In March 2015, researchers announced that they found what they believed to be the bones of Cervantes in a shared grave in a Madrid convent. For a while, I thought DNA would change everything.
Maybe it could, but to show a lineage investigators would have to identify DNA samples not just from Cervantes’s bones, but also from his descendants and ancestors. We have none of that. We don’t have the bones of people thought to be ancestors, nor do we have any idea whether any of his direct descendants made it to the modern age or the present. In the end, the researchers weren’t even able to ascertain which bones in the mass grave belonged to Cervantes, and so the bones were reburied along with the mystery.
It’s better as a mystery. I enjoy the existence of the unprovable proposition, and this year’s Calendrical Coincidence makes it even more interesting.

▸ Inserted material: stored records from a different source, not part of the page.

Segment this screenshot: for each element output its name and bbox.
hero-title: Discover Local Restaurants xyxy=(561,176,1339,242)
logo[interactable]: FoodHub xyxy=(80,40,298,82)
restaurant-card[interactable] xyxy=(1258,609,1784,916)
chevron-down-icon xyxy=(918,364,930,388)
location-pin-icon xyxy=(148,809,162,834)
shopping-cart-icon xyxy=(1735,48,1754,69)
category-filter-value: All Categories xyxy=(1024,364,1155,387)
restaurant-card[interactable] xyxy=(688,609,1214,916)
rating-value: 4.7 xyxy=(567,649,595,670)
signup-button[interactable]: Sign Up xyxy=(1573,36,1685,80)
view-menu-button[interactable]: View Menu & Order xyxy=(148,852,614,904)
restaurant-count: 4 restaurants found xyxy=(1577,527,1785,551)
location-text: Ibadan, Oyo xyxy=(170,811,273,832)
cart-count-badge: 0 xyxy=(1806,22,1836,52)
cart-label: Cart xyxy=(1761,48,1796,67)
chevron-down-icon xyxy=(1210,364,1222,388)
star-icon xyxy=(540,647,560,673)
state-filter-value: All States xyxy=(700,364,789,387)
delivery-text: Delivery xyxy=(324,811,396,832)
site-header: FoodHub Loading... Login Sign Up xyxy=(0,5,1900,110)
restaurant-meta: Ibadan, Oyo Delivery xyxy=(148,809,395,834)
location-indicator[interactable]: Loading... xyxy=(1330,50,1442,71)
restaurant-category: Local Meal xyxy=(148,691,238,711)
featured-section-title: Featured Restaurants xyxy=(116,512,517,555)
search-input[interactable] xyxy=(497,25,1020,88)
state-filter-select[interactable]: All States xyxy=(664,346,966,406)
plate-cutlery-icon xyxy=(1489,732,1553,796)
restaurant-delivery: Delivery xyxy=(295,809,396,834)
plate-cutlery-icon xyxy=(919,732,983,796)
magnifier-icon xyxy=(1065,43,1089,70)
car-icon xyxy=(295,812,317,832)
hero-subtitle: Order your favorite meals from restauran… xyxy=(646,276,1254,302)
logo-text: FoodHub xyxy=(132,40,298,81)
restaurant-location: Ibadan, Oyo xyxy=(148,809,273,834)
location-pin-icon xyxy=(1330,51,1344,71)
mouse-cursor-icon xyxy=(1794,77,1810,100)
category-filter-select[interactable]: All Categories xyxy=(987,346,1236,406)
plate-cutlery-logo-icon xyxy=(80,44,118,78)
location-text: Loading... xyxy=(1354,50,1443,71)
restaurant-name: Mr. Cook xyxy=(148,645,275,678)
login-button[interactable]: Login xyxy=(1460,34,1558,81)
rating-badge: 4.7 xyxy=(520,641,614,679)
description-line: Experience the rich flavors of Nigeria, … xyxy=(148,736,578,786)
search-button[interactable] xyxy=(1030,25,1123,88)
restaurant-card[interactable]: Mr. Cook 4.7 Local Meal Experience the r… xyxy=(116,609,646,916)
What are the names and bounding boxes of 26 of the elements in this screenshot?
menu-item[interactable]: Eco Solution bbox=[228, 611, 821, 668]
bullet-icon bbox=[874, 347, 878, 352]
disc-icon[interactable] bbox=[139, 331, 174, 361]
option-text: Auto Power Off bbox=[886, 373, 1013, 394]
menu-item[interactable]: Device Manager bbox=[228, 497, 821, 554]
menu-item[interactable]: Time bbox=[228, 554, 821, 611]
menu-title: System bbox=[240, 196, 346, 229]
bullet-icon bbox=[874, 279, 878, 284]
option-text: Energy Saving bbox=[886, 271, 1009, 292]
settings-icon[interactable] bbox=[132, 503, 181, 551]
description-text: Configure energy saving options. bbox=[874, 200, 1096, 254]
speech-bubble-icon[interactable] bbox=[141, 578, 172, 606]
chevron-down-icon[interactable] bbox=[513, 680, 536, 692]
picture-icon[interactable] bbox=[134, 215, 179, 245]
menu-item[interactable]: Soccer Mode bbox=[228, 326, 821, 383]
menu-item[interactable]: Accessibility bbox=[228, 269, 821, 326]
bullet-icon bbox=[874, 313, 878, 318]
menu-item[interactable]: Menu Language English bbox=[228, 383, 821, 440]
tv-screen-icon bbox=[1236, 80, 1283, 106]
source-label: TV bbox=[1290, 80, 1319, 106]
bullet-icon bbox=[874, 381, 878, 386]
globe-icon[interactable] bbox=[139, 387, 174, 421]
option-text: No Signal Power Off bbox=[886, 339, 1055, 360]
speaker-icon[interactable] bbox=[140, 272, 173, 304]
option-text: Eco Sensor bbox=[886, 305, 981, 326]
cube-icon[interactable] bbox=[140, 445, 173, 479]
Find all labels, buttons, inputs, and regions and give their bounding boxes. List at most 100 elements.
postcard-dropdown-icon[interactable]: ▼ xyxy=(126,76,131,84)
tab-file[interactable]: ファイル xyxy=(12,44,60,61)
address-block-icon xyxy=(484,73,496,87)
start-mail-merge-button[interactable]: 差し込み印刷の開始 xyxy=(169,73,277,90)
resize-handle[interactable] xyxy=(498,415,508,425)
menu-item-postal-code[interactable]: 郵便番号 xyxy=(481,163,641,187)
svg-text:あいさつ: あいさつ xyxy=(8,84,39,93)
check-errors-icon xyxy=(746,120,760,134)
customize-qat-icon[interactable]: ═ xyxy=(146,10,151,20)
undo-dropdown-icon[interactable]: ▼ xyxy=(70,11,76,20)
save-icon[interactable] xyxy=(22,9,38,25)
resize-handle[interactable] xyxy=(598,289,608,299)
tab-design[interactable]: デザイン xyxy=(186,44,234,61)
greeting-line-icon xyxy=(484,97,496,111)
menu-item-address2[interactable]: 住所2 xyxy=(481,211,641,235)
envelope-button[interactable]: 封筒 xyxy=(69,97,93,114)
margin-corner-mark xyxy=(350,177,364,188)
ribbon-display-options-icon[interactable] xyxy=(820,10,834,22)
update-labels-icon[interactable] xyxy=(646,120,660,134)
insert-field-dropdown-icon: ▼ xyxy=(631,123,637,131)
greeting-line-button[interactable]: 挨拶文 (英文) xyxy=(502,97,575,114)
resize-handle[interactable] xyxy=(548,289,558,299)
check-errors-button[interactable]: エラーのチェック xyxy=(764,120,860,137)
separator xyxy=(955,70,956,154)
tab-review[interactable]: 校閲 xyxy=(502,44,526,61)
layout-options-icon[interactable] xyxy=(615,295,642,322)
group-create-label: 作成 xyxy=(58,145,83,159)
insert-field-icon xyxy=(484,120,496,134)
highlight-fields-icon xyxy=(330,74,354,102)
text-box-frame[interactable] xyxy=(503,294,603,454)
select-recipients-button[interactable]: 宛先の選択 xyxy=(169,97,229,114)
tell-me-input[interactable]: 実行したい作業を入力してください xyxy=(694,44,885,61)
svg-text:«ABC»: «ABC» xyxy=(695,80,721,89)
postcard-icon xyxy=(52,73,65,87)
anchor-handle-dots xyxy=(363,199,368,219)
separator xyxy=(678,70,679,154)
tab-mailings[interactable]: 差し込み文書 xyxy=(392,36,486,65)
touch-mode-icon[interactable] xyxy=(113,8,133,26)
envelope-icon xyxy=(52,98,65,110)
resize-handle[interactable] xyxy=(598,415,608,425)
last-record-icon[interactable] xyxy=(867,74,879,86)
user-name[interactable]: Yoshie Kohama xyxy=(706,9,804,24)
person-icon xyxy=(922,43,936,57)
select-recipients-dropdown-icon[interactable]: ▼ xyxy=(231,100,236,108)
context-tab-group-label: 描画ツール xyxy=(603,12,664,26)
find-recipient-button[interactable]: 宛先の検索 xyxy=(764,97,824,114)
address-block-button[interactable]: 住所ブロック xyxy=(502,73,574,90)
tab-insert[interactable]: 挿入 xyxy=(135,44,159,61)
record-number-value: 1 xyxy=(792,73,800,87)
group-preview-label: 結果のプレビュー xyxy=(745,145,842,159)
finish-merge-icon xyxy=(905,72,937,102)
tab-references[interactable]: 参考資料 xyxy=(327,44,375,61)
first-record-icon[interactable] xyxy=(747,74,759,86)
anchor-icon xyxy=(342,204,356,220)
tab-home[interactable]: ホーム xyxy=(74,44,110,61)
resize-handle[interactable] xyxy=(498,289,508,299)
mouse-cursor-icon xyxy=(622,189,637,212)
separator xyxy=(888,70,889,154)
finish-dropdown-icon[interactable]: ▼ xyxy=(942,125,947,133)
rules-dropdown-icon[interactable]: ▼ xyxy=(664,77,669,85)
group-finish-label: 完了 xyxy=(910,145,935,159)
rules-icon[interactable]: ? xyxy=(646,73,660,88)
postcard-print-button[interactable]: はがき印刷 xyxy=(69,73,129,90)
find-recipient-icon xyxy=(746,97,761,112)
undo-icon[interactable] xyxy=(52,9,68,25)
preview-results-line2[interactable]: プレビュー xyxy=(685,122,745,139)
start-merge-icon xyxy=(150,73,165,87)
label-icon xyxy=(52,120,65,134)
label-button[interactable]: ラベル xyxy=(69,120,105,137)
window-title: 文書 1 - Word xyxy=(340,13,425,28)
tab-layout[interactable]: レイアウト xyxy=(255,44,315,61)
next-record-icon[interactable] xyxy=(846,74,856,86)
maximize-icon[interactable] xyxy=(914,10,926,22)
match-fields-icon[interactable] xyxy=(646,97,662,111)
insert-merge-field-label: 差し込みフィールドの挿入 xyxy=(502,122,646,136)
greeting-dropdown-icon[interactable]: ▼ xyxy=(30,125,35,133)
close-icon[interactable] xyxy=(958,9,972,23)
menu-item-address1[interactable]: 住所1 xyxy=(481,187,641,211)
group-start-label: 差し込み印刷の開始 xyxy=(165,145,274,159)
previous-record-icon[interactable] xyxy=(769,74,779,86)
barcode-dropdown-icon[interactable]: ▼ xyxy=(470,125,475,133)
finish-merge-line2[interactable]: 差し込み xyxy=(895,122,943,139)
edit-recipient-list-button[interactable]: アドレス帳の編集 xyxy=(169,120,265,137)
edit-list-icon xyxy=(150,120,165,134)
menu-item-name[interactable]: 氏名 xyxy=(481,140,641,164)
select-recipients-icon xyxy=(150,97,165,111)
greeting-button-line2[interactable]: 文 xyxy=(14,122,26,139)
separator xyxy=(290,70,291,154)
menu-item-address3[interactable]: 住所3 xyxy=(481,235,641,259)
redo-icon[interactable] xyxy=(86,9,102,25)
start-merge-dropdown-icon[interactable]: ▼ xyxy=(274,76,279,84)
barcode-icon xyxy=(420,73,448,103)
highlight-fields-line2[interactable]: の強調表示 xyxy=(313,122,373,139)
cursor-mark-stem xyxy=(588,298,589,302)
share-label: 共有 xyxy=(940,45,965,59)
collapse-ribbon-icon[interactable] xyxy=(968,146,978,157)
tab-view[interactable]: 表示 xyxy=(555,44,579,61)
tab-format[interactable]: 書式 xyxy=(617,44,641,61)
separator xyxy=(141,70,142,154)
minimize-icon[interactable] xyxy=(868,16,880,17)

It’s been a long time coming, and it’s not exactly the desk-thumper that I thought it would be, but in any event it gives me great pleasure to present my final project for the Open Yale Courses “Don Quixote” course, also serving as partial fulfillment for the self-imposed requirements for the “Introduction to the Old Testament” and “Principles of Evolution, Ecology, and Behavior” courses.
 Roberto González Echevarría, ed. Cervantes’ Don Quixote: A Casebook. New York: Oxford University Press, 2005.
 Ellen Lokos, “The Politics of Identity and the Enigma of Cervantine Genealogy” in Cervantes and His Postmodern Constituencies, edited by Anne J. Cruz, Carroll B. Johnson (New York: Garland Publishing, 1999).